6 Mai 2011 , Rédigé par jean-christophe duplat Publié dans #Macro-économie

 

Moody’s, une des agences de notation chargée de juger - théoriquement en toute neutralité -de la qualité des dettes souveraines, a récemment confirmé la plus haute qualité (AAA) du papier obligataire américain,  jugeant sa situation économique stable, et arguant du fait que les USA se portent mieux que d’autres pays notés AAA.

La sensibilité de ce pays à la dette est visiblement une nouvelle fois écartée. Il y a probablement quelque chose qui nous échappe car le degré d’endettement est une mesure de confiance capitale lorsque se pose le choix d'un investissement dans une société du secteur privé.

Les Etats-Unis ont mis près de 200 ans pour passer le cap du premier "billion" ou trilliard de dette.  C’était en 1980, sous la présidence de Ronald Reagan, père de l’effet de levier et de la recherche de la croissance par endettement.

Les successeurs de Reagan ont pris le pli et enclenché la vitesse supérieure, si bien que de nos jours, il ne faut plus attendre 2 siècles pour que les Etats-Unis ajoutent 1 trilliard (1'000 Milliards ou 1'000'000'000'000 USD) supplémentaire à leur dette publique.  

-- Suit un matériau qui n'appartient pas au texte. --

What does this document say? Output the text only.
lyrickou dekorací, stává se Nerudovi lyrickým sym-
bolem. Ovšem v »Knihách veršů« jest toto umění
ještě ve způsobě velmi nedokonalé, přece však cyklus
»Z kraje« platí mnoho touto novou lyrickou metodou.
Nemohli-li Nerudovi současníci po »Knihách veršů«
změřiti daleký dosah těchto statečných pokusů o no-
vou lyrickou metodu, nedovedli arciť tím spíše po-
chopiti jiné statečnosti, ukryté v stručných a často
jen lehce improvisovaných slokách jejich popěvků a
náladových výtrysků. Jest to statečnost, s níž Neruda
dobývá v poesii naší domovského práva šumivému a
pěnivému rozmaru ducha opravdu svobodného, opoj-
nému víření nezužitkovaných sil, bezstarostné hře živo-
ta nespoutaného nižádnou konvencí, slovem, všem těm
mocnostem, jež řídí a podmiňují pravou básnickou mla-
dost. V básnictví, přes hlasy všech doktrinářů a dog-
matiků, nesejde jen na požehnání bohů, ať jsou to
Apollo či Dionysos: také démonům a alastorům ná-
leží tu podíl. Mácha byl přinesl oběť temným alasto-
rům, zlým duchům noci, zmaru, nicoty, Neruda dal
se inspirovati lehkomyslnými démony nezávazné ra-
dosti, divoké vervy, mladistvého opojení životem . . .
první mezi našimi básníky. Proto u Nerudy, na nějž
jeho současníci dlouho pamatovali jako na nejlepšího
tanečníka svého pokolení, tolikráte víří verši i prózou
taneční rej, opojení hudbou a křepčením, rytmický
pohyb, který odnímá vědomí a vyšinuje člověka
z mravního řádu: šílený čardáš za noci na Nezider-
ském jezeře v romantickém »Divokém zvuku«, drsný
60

Le Président Obama a eu besoin de seulement 7 mois de présidence pour accroître la dette publique de ce montant, et le solde de son compte de dette après 3 ans de mandat s’élève à 3.6 trilliards USD. Si bien qu’aujourd’hui,  la dette américaine se monte à près de 14 trilliards USD, et s'approche de 100% du PIB.

total-US-debt-05052011.png

Pourtant tout le programme de Barack Obama, qu’il répète à l’envi, s’articule autour d’une modération des dépenses, une contraction des frais de fonctionnement, etc. Probablement sans le comprendre, certainement sans marge de manœuvre ni volonté de l’appliquer.

Parce qu’il ne faut pas oublier qu’aux USA, la réserve fédérale imprime, sans compter ses heures, les nouveaux billets qui rachètent directement la dette créée par les besoins de cette dérive. La Fed  a dans ses livres 40% de cette nouvelle dette.  Sans devoir se soucier d’une faillite.

Voilà qui donne de l’eau au moulin à notre théorie de la mise en échec du pouvoir politique dans un monde dominé par l’économique. Et de cette fuite en avant, cette « politique-réalité » à laquelle on assiste – en Europe aussi d’ailleurs -  pour essayer de se garder un rôle médiatisé, à défaut d’importance.